Narendra used Mathematica to create a model that could help treat Gaucher's disease, a genetic disorder. Patients with Gaucher's disease need enzyme replacement therapy to properly metabolize fat cells. The therapy is effective in most cases, but it is not a cure. Because the cost of the lifelong treatments can exceed $300,000 per year, Narendra wanted to find a way to determine each person's optimal enzyme dosage.
Narendra learned to use Mathematica during an after-school program offered to Stuyvesant High School students by Hunter College in New York City. Although the class focused on Mathematica as a computational tool rather than a programming language, Narendra says, "Just from the class, I was able to get a general enough idea of the language so that I could apply it to my work."
Gaucher's disease is caused by a mutation in the enzyme that stores fat cells, or glycolipids. This mutation reduces the activity of the enzyme, causing the glycolipids to accumulate in the patients' macrophage cells, which are a type of white blood cell. When the macrophage cells become engorged, they are called Gaucher cells. In Type 1 Gaucher's disease, which Narendra studied, Gaucher cells accumulate in body tissues, particularly the spleen, where they cause painful swelling. The spleen irritation can lead to further complications such as swelling of liver and joint tissues, compression of the lungs, bone abnormalities, and anemia. Enzyme replacement therapy works by increasing the amount of enzyme available to metabolize glycolipids. This helps prevent the glycolipids from accumulating in and damaging body tissues.

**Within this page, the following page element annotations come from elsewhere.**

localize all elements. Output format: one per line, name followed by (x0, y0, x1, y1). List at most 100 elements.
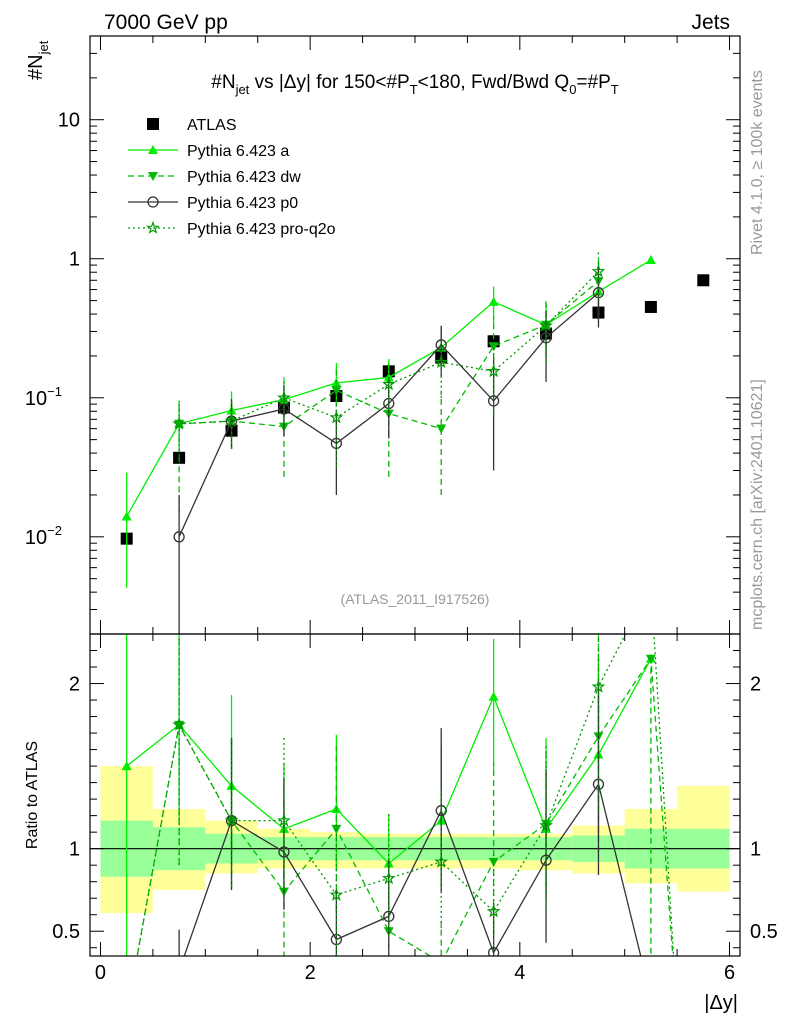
point-pythia_pro_q2o (224, 413, 239, 427)
legend-label-pythia_p0: Pythia 6.423 p0 (187, 195, 298, 212)
title-p-sub: T (410, 82, 418, 97)
ratio-point-pythia_pro_q2o (381, 871, 396, 885)
line-pythia_dw (179, 280, 599, 430)
legend-marker-pythia_pro_q2o (146, 220, 160, 234)
lower-ytick-label-0: 0.5 (52, 921, 80, 943)
point-pythia_p0 (487, 395, 500, 407)
category-label: Jets (691, 11, 730, 34)
xtick-label-1: 2 (305, 962, 316, 984)
upper-ylabel: #Njet (25, 40, 51, 80)
legend-label-pythia_a: Pythia 6.423 a (187, 143, 289, 160)
ratio-ylabel: Ratio to ATLAS (24, 741, 41, 849)
point-pythia_dw (436, 424, 447, 434)
point-pythia_p0 (278, 403, 290, 415)
point-pythia_pro_q2o (381, 376, 396, 391)
series-pythia_pro_q2o (172, 249, 606, 467)
title-q-sub: 0 (569, 82, 576, 97)
legend-label-atlas: ATLAS (187, 117, 237, 134)
ratio-point-pythia_pro_q2o (434, 854, 449, 868)
ratio-point-pythia_pro_q2o (277, 813, 291, 827)
ratio-point-pythia_pro_q2o (224, 813, 239, 827)
mcplots-label: mcplots.cern.ch [arXiv:2401.10621] (749, 379, 766, 630)
ratio-point-pythia_pro_q2o (172, 717, 186, 731)
legend-label-pythia_dw: Pythia 6.423 dw (187, 169, 301, 186)
point-pythia_dw (488, 342, 499, 352)
lower-ytick-label-2: 2 (69, 674, 80, 696)
ratio-point-pythia_p0 (540, 854, 552, 866)
ratio-point-pythia_dw (645, 654, 656, 664)
point-pythia_pro_q2o (172, 416, 186, 430)
upper-ytick-label-2: 1 (69, 249, 80, 271)
xtick-label-3: 6 (724, 962, 735, 984)
upper-ylabel-sub: jet (36, 40, 51, 55)
svg-text:#Njet: #Njet (25, 40, 51, 80)
ratio-series-pythia_dw (136, 634, 674, 956)
upper-data-layer (120, 249, 710, 634)
ratio-line-pythia_dw (136, 656, 674, 956)
ratio-series-pythia_pro_q2o (136, 634, 675, 956)
point-pythia_a (121, 511, 132, 521)
point-pythia_p0 (173, 531, 185, 543)
rivet-version-label: Rivet 4.1.0, ≥ 100k events (749, 70, 766, 255)
upper-axis-ticks: 10−2 10−1 1 10 (25, 36, 740, 634)
xtick-label-0: 0 (95, 962, 106, 984)
point-pythia_pro_q2o (329, 410, 344, 424)
title-p2-sub: T (611, 82, 619, 97)
point-pythia_pro_q2o (277, 390, 291, 404)
legend-marker-pythia_dw (148, 172, 158, 181)
lower-ytick-label-right-2: 2 (750, 674, 761, 696)
ratio-point-pythia_dw (488, 857, 499, 867)
lower-panel-frame (89, 633, 741, 957)
upper-ytick-label-1: 10−1 (25, 384, 62, 410)
point-pythia_pro_q2o (434, 354, 449, 369)
ratio-point-pythia_p0 (278, 846, 290, 858)
ratio-line-pythia_pro_q2o (136, 634, 675, 956)
point-atlas (697, 274, 710, 287)
ratio-point-pythia_p0 (487, 947, 500, 956)
lower-ytick-label-right-1: 1 (750, 839, 761, 861)
title-n: #N (211, 72, 235, 93)
lower-ytick-label-1: 1 (69, 839, 80, 861)
ratio-line-pythia_p0 (183, 782, 642, 956)
point-pythia_a (488, 296, 499, 306)
lower-axis-ticks: 0.5 0.5 1 1 2 2 0 2 4 6 (52, 634, 778, 984)
upper-ytick-label-3: 10 (58, 110, 80, 132)
title-mid2: <180, Fwd/Bwd Q (418, 72, 570, 93)
title-mid: vs |Δy| for 150<#P (249, 72, 409, 93)
legend-label-pythia_pro_q2o: Pythia 6.423 pro-q2o (187, 221, 336, 238)
point-pythia_pro_q2o (486, 364, 501, 378)
lower-ytick-label-right-0: 0.5 (750, 921, 778, 943)
point-pythia_a (383, 372, 394, 382)
point-atlas (644, 300, 657, 313)
ratio-point-pythia_pro_q2o (539, 818, 553, 832)
title-eq: =#P (576, 72, 610, 93)
ratio-point-pythia_p0 (435, 805, 447, 817)
point-pythia_p0 (435, 339, 447, 351)
title-n-sub: jet (235, 82, 250, 97)
legend: ATLAS Pythia 6.423 a Pythia 6.423 dw Pythia… (128, 117, 336, 238)
plot-title: #Njet vs |Δy| for 150<#PT<180, Fwd/Bwd Q… (211, 72, 619, 97)
ratio-point-pythia_a (121, 761, 132, 771)
legend-marker-pythia_p0 (147, 196, 159, 208)
ratio-bands (90, 766, 740, 914)
lower-data-layer (121, 634, 675, 956)
line-pythia_pro_q2o (179, 271, 599, 425)
series-atlas (120, 274, 710, 545)
energy-label: 7000 GeV pp (104, 11, 228, 34)
legend-marker-pythia_a (148, 145, 158, 154)
point-pythia_pro_q2o (591, 264, 606, 278)
ratio-point-pythia_p0 (383, 910, 395, 923)
ratio-point-pythia_a (488, 691, 499, 701)
upper-ytick-label-0: 10−2 (25, 523, 62, 549)
point-pythia_a (645, 254, 656, 264)
point-pythia_pro_q2o (539, 318, 553, 332)
analysis-label: (ATLAS_2011_I917526) (341, 591, 490, 607)
xtick-label-2: 4 (514, 962, 525, 984)
x-axis-label: |Δy| (704, 992, 738, 1014)
ratio-point-pythia_pro_q2o (329, 887, 344, 901)
ratio-point-pythia_pro_q2o (486, 904, 501, 918)
point-pythia_p0 (330, 437, 343, 450)
point-pythia_p0 (540, 332, 552, 344)
ratio-point-pythia_pro_q2o (591, 679, 606, 693)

Narendra analyzed 225 blood samples by studying enzyme activity levels. He allowed the enzyme to react with patient blood serum tagged with fluorescent markers. When the enzyme reacts with the blood serum, the fluorescent markers are separated from the cells. After allowing the reaction to continue for a specific amount of time, Narendra used a fluorometer to measure the amount of released fluorescence. This told him how much of the enzyme was needed to complete the reaction.
By varying the amount of enzyme combined with each patient's blood sample, with Mathematica Narendra was able to develop a mathematical representation of every relevant reaction occurring within the blood cells. He modeled the reactions in the cells over time by coding loops in his program. Says Narendra, "By studying how the glycolipid levels change over time with varying treatment plans, you get an idea of what plan is most cost-effective."
Now attending Harvard University, Narendra is planning to major in astronomy and astrophysics. He is seeking research opportunities on campus, saying "I hope to eventually get back into doing work with Gaucher, yet I would also like to explore other interests."